İnsan-köpek dostluğu üzerine çok duygusal ama biraz üzücü bir film.
Gerçek bir hikayeden uyarlanan ve yoğun bir duygusallık içeren “Hachi: Bir Köpeğin Hikayesi” tüm dünyada büyük ilgi görmüş bir film.
Aslında gerçek hikaye Japonya’da 1920’li yıllarda yaşanmış. Hachiko, Tokyo Üniversitesi’ndeki bir profesörün evlat edindiği akita cinsi safkan bir köpek. Asıl adı Hachi yani Japonca’da “Sekiz” demek. Filmde bir sahnede belki de sekizinci doğan yavru olduğu için bu adı aldığı söyleniyor. Sekiz numarasının Japonya’da ilahı bir anlamı da varmış, cennetten dünyaya iyilik için inmiş olabileceğinden de bahsediliyor. İsminin sonuna eklenen ”ko” ise bizdeki -ciğim, -cığım anlamına geliyor.

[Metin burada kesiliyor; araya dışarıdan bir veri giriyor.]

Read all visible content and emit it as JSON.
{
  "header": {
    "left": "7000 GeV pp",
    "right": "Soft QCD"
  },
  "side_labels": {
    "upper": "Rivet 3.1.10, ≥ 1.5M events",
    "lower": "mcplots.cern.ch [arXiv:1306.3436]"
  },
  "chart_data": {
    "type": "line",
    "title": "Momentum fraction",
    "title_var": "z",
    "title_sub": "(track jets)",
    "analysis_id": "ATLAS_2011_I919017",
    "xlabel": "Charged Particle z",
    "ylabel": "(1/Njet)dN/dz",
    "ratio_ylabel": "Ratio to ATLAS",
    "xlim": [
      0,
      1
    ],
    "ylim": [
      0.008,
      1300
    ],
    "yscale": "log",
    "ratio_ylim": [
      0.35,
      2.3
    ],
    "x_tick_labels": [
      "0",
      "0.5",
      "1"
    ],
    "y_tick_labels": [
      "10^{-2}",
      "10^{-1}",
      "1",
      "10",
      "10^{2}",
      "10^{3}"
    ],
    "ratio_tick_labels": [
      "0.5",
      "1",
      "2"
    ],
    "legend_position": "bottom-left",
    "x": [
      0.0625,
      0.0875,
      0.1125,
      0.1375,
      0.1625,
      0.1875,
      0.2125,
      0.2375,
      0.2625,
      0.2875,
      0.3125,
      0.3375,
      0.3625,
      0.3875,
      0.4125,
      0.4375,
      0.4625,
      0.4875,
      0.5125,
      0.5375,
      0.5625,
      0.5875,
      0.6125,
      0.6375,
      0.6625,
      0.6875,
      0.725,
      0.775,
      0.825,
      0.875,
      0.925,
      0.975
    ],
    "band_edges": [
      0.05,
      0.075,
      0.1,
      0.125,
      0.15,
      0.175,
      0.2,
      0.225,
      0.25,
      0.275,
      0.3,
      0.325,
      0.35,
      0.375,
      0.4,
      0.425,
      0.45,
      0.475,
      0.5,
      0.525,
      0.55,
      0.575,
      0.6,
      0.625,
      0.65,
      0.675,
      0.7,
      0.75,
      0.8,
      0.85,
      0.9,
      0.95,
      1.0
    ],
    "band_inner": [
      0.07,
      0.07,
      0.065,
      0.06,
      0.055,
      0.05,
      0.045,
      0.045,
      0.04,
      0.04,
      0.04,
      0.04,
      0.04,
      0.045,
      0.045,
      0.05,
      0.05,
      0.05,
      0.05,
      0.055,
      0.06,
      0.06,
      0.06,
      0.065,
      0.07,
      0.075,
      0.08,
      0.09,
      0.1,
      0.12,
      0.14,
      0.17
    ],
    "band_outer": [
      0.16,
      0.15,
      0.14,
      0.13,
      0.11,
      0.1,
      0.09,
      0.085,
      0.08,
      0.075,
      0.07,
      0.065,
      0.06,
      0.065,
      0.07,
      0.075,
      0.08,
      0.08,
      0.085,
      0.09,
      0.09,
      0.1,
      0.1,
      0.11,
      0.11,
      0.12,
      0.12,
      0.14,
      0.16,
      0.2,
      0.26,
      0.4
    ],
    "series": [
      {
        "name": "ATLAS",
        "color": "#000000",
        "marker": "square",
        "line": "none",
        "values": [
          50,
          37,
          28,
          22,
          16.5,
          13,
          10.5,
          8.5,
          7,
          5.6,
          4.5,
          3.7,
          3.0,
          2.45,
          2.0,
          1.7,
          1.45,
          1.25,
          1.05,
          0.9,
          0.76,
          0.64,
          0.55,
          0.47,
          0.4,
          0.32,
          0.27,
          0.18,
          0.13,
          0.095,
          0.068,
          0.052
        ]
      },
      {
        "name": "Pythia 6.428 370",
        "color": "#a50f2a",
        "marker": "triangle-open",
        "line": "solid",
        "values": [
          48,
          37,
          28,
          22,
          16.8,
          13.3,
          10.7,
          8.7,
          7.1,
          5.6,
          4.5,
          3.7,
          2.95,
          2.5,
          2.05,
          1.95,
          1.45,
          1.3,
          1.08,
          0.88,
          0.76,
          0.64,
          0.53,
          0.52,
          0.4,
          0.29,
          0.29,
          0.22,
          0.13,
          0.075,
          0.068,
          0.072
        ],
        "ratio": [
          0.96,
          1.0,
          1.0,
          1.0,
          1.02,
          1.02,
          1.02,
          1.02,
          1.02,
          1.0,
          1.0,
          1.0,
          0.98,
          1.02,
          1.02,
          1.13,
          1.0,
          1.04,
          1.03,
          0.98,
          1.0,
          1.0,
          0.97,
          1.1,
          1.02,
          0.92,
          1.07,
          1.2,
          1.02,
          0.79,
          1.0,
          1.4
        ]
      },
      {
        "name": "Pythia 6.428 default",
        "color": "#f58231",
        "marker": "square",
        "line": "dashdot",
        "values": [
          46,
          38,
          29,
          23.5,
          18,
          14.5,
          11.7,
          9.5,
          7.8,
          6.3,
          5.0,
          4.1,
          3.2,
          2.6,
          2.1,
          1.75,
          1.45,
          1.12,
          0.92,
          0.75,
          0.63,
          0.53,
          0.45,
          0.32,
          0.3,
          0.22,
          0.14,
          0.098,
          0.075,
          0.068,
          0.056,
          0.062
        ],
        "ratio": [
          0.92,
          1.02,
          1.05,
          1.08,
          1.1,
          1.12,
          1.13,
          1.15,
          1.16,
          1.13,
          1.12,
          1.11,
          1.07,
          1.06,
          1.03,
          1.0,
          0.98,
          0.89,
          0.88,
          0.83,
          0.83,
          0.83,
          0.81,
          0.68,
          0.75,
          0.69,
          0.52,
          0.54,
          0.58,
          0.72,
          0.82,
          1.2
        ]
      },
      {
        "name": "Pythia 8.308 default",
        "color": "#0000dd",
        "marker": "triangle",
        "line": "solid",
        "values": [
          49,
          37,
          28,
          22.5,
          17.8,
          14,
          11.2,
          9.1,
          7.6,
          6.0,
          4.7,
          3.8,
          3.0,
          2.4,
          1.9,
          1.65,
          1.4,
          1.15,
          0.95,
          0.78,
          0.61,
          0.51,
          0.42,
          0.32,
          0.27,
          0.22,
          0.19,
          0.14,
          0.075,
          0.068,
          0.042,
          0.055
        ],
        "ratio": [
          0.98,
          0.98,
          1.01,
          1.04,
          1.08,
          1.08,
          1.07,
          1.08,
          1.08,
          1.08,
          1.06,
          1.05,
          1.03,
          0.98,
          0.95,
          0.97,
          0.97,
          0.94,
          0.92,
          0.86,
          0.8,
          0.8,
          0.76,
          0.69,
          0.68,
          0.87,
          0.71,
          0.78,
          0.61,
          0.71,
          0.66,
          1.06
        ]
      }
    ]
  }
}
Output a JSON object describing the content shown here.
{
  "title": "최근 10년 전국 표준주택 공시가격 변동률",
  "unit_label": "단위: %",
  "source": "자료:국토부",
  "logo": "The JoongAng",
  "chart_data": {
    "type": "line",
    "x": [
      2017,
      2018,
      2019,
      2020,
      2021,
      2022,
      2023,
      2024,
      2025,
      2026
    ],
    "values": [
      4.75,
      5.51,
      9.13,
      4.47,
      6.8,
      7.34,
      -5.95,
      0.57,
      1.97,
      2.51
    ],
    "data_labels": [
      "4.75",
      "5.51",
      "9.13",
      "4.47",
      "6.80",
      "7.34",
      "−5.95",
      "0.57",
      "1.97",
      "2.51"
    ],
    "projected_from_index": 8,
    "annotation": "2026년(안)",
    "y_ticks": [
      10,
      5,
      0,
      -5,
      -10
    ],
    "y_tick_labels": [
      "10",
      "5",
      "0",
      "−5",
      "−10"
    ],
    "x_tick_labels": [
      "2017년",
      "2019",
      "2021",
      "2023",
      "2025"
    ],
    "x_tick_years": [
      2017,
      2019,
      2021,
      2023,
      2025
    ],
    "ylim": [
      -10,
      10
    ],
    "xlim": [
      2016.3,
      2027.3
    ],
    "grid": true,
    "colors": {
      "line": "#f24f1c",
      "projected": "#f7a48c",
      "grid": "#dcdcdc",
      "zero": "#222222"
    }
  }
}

2009 yapımı bu Amerikan versiyonunda da bir müzik profesörü olan Parker (Richard Gere) ile Hachi’nin hikayesi anlatılıyor. Hachiko her sabah işe giderken evden tren istasyonuna yürüyen sahibine eşlik etmektedir. Sahibini uğurladıktan sonra da aynı şekilde eve geri döner. Profesör her gün dönüşte istasyonda Hachiko’nun kendisini karşıladığına şahit olmaktadır. Bu sevimli ve zeki köpek sahibinin ne zaman döneceğini biliyor ve onu karşılamaya geliyordur her gün. Hachiko bütün bir yıl boyunca her sabah sahibiyle istasyona gidip, her akşam da aynı yerde onu karşılar. Ancak bir akşam profesör trenden inmez. Hachiko, o günden itibaren her gün aynı yerde sahibini beklemeye devam eder.